En l'espèce, il résulte des pièces produites que le risque de fuite est avéré, M. [N] [D] ne disposant pas de garanties de représentation effectives en raison de :
l'absence de domicile fixe, M. [N] [D] n'ayant pu donner une adresse précise à [Localité 3] alors qu'il produit par ailleurs des bulletins de salaire sur lesquels figure une adresse [Localité 1], l'absence de revenus légaux du fait de sa situation administrative,
sa soustraction à une précédente mesure d'éloignement prise à son encontre le 22 septembre 2022 qui a été portée à sa connaissance, l'absence de passeport en cours de validité, remis préalablement aux services de police, contre récépissé portant mention de la mesure d'éloignement en cours, qui fait obstacle à la mise en place d'une mesure d'assignation à résidence.
Dés lors, la prolongation de la rétention administrative de M. [N] [D] est le seul moyen de permettre à l'autorité administrative de mettre en 'uvre la mesure d'éloignement et de garantir l'exécution de l'obligation de quitter le territoire français prise à son encontre, le risque de fuite étant évident, nonobstant son intention manifestée à l'audience de vouloir se rendre en Grèce.
- les diligences de l'administration
L'autorité administrative justifie avoir réservé dès le 25 juin 2023 un vol à destination de la Grèce, le pays de réadmission de M. [N] [D], démontrant ainsi l'effectivité des diligences entreprises pour la mise en oeuvre de la mesure d'éloignement dont la perspective est réelle à bref délai.

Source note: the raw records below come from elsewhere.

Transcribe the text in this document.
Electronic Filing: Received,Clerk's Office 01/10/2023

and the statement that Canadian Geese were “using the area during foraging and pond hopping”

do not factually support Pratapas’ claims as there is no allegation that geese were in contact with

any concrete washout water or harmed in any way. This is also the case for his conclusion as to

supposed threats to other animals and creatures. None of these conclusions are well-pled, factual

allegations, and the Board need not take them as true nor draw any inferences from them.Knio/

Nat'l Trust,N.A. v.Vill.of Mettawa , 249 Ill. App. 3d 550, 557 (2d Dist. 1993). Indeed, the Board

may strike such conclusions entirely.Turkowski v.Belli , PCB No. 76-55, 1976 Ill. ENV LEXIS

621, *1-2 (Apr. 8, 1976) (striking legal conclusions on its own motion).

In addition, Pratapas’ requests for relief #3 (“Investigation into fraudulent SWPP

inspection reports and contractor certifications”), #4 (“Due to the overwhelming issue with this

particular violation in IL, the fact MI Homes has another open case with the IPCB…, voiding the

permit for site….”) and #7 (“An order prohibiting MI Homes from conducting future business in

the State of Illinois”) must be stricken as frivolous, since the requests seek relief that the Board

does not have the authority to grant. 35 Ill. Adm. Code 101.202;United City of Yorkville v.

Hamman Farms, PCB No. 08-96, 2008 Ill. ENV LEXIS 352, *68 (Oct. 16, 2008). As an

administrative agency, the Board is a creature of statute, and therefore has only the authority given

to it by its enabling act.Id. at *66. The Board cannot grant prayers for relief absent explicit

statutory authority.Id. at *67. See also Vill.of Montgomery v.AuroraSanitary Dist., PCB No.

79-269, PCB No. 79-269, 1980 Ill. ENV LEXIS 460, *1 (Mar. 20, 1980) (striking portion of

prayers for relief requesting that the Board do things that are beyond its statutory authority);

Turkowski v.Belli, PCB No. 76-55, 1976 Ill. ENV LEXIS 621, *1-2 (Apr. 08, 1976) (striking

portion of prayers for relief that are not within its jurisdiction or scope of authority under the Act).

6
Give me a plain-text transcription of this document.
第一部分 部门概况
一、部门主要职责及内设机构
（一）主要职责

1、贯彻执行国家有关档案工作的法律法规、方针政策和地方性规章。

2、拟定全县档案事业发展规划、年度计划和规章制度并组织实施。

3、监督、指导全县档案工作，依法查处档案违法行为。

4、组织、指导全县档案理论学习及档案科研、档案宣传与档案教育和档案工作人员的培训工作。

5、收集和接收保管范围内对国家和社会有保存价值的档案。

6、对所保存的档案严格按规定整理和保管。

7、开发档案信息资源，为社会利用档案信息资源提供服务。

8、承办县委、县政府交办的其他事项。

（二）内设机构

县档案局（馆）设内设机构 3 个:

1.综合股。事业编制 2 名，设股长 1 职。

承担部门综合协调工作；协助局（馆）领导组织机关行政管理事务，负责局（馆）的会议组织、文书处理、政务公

E n conséquence, les conditions des articles L741-1 et L741-3 du Code de l'Entrée et du Séjour des Étrangers et du Droit d'Asile étant réunies, il convient d'ordonner la prolongation de la rétention administrative de M. [N] [D] pour une durée de 28 jours et l'ordonnance entreprise sera confirmée.
- Sur les autres demandes
Partie perdante, M. [N] [D] sera débouté de sa demande au titre des frais irrépétibles.
PAR CES MOTIFS
Statuant après débats en audience publique par ordonnance mise à la disposition au greffe après avis aux parties,
Accordons l'aide juridictionnelle à M. [N] [D],
Déclarons l'appel recevable,
Confirmons l'ordonnance prise par le juge des libertés et de la détention le 28 juin 2023 en toutes ses dispositions,
Déboutons M. [N] [D] de sa demande au titre des frais irrépétibles,
Disons que la présente ordonnance sera notifiée par le greffe en application de l'article R743-19 du Code de L'Entrée et du Séjour des Étrangers et du Droit d'Asile.